In this traditional message for the World Day of Peace at the beginning of the New Year I offer cordial greetings and good wishes to men and women everywhere, especially those who are suffering as a result of violence and armed conflict. My greeting is one filled with hope for a more serene world, a world in which more and more individuals and communities are committed to the path of justice and peace.

It’s a rather long statement so obviously we can’t share the whole thing this morning, but there’s a couple parts of it that I think are especially pertinent to us who live in the United States, the most heavily armed nation in the world, a nation engaged in war even at the present moment. What do we hear God saying to us if we ponder deeply? Listen to this message:

In view of the risks which humanity is facing in our time all Catholics in every part of the world have a duty to proclaim and embody ever more fully the Gospel of peace and to show acknowledgment that the full truth of God is the first indispensable condition for consolidating the truth of peace. God is love, a love which saves.
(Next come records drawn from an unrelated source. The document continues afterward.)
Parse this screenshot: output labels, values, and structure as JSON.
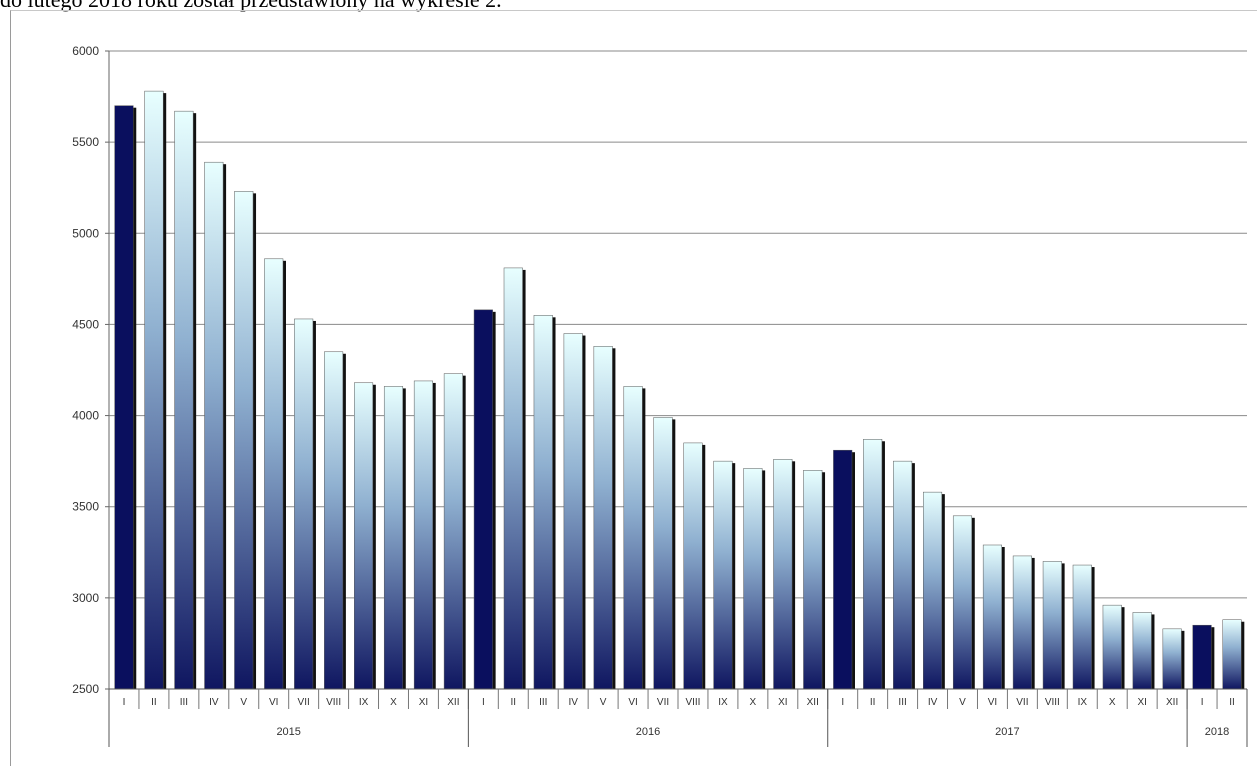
{
  "top_text": "do lutego 2018 roku został przedstawiony na wykresie 2.",
  "colors": {
    "january_bar": "#0a0f5e",
    "bar_top": "#e8ffff",
    "bar_mid": "#8fb0d0",
    "bar_bottom": "#0f1660",
    "gridline": "#8a8a8a"
  },
  "chart_data": {
    "type": "bar",
    "title": "",
    "xlabel": "",
    "ylabel": "",
    "ylim": [
      2500,
      6000
    ],
    "yticks": [
      "2500",
      "3000",
      "3500",
      "4000",
      "4500",
      "5000",
      "5500",
      "6000"
    ],
    "grid": true,
    "legend": "none",
    "categories": [
      "I",
      "II",
      "III",
      "IV",
      "V",
      "VI",
      "VII",
      "VIII",
      "IX",
      "X",
      "XI",
      "XII",
      "I",
      "II",
      "III",
      "IV",
      "V",
      "VI",
      "VII",
      "VIII",
      "IX",
      "X",
      "XI",
      "XII",
      "I",
      "II",
      "III",
      "IV",
      "V",
      "VI",
      "VII",
      "VIII",
      "IX",
      "X",
      "XI",
      "XII",
      "I",
      "II"
    ],
    "years": [
      {
        "label": "2015",
        "count": 12
      },
      {
        "label": "2016",
        "count": 12
      },
      {
        "label": "2017",
        "count": 12
      },
      {
        "label": "2018",
        "count": 2
      }
    ],
    "values": [
      5700,
      5780,
      5670,
      5390,
      5230,
      4860,
      4530,
      4350,
      4180,
      4160,
      4190,
      4230,
      4580,
      4810,
      4550,
      4450,
      4380,
      4160,
      3990,
      3850,
      3750,
      3710,
      3760,
      3700,
      3810,
      3870,
      3750,
      3580,
      3450,
      3290,
      3230,
      3200,
      3180,
      2960,
      2920,
      2830,
      2850,
      2880
    ]
  }
}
A loving God who wants the sons and daughters of God to look upon one another as brothers and sisters working responsibly to place their various talents at the service of the common good of the whole human family.

Are we doing that as a nation or as an individual or are we trying to become more and more the richest, most powerful nation in the world? The final passage which I think is most important:

What can be said about those governments which count on nuclear arms as a means of ensuring the security of their country?

What can be said about them? What can be said about our country?

Along the countless persons of goodwill one can state that this point of view is not only painful but also completely fallacious.”

In other words, that you can protect yourselves with nuclear arms.

In a nuclear war there would be no victors, only victims. The truth of peace requires all, whether those governments would openly or secretly possess nuclear arms or those planning to acquire them agree to change their course by clear and firm decision and work for progressive and concerted nuclear disarmament.

Isn’t God speaking to us through these words of Pope Benedict? Isn’t it time for us to really work to end the threat to our whole planet by the 20,000 nuclear weapons that are presently deployed and ready to be used at any moment? Must we not begin to hear God speaking to us in what is going on around us? God’s pleading with us even: “End the commitment to war. End your commitment to fighting. End your commitment to weapons. Work only for peace according to the way of Jesus.”

Perhaps on this first day of the New Year we will commit ourselves to try to listen as Mary did, deeply, and hear God speaking to us through the scriptures, through the events of our everyday life, hear God speaking to us through a message like this from Pope Benedict. But not only must we listen, we must also commit ourselves to act. Like Mary after we listen, hear God leading, guiding, directing us, we must say each day and each event at each moment, “Be it done to me according to your will.”

When we do that perhaps we really begin to find peace in our heart, peace in our homes, peace in our world. If we really listen to God speaking to us we will commit ourselves to work that God’s peace will come upon all of us and upon our world.

In the name of the Father and of the Son and of the Holy Spirit. Amen.